Fail: The Giants on ‘Thursday Night Football’
New York fell to 0-2 for the fifth consecutive season with its sixth straight loss on “Thursday Night Football" dating back to 2016. (And you thought Washington wilted in prime time.) Last year, Daniel Jones memorably tripped and fell on his way to the end zone in a 22-21 loss to the Eagles, denying him an 87-yard touchdown run. On Thursday, the Giants’ quarterback had a 58-yard touchdown run nullified by a questionable holding penalty and watched a wide open Darius Slayton drop a potential game-sealing touchdown in the fourth quarter.
Hail: Hei-ni-cke! Hei-ni-cke!
As a group of fans from the energetic and rain-soaked crowd at FedEx Field chanted his name, Heinicke joined the “Thursday Night Football” postgame show on NFL Network. Michael Irvin asked the QB, who passed for 336 yards and was 15 for 15 on Washington’s three touchdown drives, if he feels he’s earned the right to start for the rest of the year.
“I do,” he said, “and I have confidence that I can do it. If those guys in that locker room and the facility believe in me, that’s all that matters, but I think they do, so I just gotta try to keep this ball rolling.”
Ryan Fitzpatrick is expected to miss six to eight weeks with his hip injury, and unless Heinicke gets injured over the next couple months, Fitzpatrick won’t have a starting job waiting for him when he returns.
“Dude’s a baller, man,” Terry McLaurin, who had a career-high 11 catches for 107 yards and a touchdown, said of Heinicke after the game. “He comes prepared every time his moment is there.”
Lawrence’s penalty was the most crucial, but it was one of many infractions by both teams in the game. The Giants committed 11 penalties for 81 yards, while Washington was flagged nine times for 80 yards. The teams’ 20 combined penalties resulted in eight first downs.
Hail: White on white uniforms
Washington wore all-white Thursday night, a look that worked for the team in 2020. Last season, Washington broke out all-white for the first time since 2009 for a game against the Steelers in December — and handed Pittsburgh its first loss. Washington wore the combo two more times during the 2020 regular season, winning both games, and then again in a first-round playoff loss to the Tampa Bay Buccaneers.
Fail: Elite defense
Washington allowed 391 yards and 29 points to a Giants team that ranked 31st in scoring last season. It failed to produce a turnover, allowed Jones to rush for 95 yards and left receivers wide open all night. None of that bodes well for Washington’s chances against the Buffalo Bills, who boast a much better offense led by an even more mobile quarterback in Josh Allen.

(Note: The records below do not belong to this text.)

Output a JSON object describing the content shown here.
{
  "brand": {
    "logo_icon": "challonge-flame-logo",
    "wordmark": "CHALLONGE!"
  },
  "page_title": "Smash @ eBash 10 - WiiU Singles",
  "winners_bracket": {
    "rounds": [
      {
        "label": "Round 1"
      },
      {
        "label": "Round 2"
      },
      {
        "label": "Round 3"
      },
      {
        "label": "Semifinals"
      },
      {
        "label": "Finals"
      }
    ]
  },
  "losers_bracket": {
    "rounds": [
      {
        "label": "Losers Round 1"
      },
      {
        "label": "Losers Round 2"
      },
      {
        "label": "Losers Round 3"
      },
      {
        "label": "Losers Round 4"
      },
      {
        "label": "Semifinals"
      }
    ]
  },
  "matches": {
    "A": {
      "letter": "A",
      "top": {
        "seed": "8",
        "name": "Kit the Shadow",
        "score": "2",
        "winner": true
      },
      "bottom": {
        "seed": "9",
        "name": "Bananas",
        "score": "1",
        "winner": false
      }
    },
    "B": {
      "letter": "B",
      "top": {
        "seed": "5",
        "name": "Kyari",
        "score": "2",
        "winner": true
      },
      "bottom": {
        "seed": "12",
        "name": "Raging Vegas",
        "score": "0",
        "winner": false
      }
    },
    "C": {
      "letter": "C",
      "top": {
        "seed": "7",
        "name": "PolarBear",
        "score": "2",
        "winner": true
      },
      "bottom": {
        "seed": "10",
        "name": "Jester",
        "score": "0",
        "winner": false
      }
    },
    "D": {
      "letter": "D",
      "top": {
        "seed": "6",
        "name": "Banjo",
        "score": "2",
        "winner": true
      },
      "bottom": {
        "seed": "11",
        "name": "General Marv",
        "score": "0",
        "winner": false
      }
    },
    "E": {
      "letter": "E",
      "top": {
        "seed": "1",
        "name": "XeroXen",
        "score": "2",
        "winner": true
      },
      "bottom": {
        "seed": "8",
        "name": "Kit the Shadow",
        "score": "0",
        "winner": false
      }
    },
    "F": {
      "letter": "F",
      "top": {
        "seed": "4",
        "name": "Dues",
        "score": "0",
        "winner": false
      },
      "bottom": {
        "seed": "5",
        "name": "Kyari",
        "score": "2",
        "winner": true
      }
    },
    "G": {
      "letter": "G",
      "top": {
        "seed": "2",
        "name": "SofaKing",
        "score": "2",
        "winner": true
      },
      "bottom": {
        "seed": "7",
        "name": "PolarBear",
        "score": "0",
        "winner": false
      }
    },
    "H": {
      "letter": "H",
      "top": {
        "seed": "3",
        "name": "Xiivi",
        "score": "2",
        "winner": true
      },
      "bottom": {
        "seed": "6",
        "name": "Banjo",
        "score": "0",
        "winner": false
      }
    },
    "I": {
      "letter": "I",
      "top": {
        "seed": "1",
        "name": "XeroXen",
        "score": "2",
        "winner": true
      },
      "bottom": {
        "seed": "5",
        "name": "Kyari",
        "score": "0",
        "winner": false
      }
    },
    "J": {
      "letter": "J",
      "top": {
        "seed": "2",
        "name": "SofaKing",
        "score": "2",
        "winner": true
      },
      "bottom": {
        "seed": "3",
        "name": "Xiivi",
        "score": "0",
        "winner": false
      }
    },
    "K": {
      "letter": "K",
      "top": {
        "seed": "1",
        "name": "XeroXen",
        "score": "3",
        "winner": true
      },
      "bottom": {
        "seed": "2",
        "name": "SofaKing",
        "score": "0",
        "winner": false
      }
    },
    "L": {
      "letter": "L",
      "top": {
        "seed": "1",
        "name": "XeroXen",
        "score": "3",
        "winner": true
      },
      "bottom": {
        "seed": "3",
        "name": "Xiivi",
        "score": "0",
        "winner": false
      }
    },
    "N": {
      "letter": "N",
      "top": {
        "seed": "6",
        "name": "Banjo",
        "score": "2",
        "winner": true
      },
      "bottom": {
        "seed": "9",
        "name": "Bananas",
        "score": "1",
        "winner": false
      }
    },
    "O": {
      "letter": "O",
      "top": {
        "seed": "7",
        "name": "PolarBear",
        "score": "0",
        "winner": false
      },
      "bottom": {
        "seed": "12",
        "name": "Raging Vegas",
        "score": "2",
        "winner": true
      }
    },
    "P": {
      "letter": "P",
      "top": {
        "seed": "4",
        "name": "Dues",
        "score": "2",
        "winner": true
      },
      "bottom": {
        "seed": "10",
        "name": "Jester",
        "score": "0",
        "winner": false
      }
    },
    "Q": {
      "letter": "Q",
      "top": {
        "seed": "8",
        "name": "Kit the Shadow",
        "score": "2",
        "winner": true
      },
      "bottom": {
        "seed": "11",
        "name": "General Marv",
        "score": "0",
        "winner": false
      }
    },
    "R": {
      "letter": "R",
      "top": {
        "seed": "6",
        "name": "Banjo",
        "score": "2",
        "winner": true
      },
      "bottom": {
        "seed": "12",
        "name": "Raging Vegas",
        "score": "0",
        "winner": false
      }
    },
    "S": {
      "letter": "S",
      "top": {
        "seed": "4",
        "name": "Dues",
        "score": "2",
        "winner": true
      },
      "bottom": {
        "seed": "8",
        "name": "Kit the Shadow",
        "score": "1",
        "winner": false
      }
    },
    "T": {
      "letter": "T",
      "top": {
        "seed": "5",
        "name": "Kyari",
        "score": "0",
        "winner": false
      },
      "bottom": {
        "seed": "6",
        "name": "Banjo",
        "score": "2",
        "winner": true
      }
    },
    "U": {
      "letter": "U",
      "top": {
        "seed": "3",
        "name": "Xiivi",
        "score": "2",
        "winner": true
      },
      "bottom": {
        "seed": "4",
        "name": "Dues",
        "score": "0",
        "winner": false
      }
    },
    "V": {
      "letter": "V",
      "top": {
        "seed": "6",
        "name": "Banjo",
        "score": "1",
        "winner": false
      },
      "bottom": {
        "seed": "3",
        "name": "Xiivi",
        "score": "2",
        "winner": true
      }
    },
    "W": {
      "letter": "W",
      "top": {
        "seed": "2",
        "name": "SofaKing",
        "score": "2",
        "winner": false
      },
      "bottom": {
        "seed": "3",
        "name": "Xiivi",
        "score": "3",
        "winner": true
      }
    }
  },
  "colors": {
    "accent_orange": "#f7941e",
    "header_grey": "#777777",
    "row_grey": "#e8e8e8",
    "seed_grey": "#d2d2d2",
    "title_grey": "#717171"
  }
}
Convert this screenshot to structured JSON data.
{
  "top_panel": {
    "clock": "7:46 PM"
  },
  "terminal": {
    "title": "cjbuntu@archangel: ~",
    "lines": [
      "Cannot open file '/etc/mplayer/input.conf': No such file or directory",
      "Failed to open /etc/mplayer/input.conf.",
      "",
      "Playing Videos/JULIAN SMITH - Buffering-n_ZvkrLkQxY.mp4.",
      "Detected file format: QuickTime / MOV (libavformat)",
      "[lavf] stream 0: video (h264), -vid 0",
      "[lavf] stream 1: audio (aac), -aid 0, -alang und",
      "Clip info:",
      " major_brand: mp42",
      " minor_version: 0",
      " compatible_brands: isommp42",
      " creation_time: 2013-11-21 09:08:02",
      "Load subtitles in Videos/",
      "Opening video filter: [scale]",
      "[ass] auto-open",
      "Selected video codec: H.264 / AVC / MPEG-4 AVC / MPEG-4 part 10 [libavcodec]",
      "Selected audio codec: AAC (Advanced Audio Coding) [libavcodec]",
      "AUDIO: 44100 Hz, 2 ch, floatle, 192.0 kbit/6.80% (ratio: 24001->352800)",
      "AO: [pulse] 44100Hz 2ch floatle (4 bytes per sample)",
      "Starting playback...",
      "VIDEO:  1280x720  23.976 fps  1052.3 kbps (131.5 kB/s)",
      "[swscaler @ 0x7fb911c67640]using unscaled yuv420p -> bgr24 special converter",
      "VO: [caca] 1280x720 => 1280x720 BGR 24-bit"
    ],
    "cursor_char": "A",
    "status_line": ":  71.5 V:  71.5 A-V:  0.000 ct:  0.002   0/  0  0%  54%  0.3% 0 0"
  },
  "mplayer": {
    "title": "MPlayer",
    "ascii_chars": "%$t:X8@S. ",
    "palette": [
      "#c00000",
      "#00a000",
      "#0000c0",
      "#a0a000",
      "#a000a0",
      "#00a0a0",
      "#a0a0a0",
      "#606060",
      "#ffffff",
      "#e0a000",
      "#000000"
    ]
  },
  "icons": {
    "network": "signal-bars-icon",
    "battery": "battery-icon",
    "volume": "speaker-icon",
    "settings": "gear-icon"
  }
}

Washington plays Buffalo on Sept. 26.
“Defensively, I would say we played very similar to last week,” defensive tackle Jonathan Allen said. “We did enough to get the win, but moving forward, we have to be better.”
Hail: Bobby Mitchell
Two months after Mitchell died at 84 in April 2020, the team announced that it would retire his No. 49 and rename the lower level at FedEx Field, formerly called the George Preston Marshall Level, in his honor. Mitchell spent 41 years with the team as a player, scout and front office executive and was inducted into the Pro Football Hall of Fame in 1983. He broke the franchise’s color barrier in 1962 after being acquired by Marshall, the team’s founder and the last NFL owner to integrate his roster. With several of Mitchell’s family members in attendance, Washington celebrated the halfback’s legacy before the game, while players wore No. 49 decals on their helmets.
Fail: Covering Ricky Seals-Jones
New York’s 5-foot-11 cornerback Adoree’ Jackson didn’t have a chance on Heinicke’s fourth-quarter touchdown pass to the 6-foot-5 Seals-Jones, Washington’s backup tight end, who appeared in two games with the Chiefs last season. The 19-yard toss was perfectly placed in the back corner of the end zone, where only Seals-Jones could leap to get it, and he managed to get two feet down for a catch that Next Gen Stats gave a 13.7 percent chance of being completed.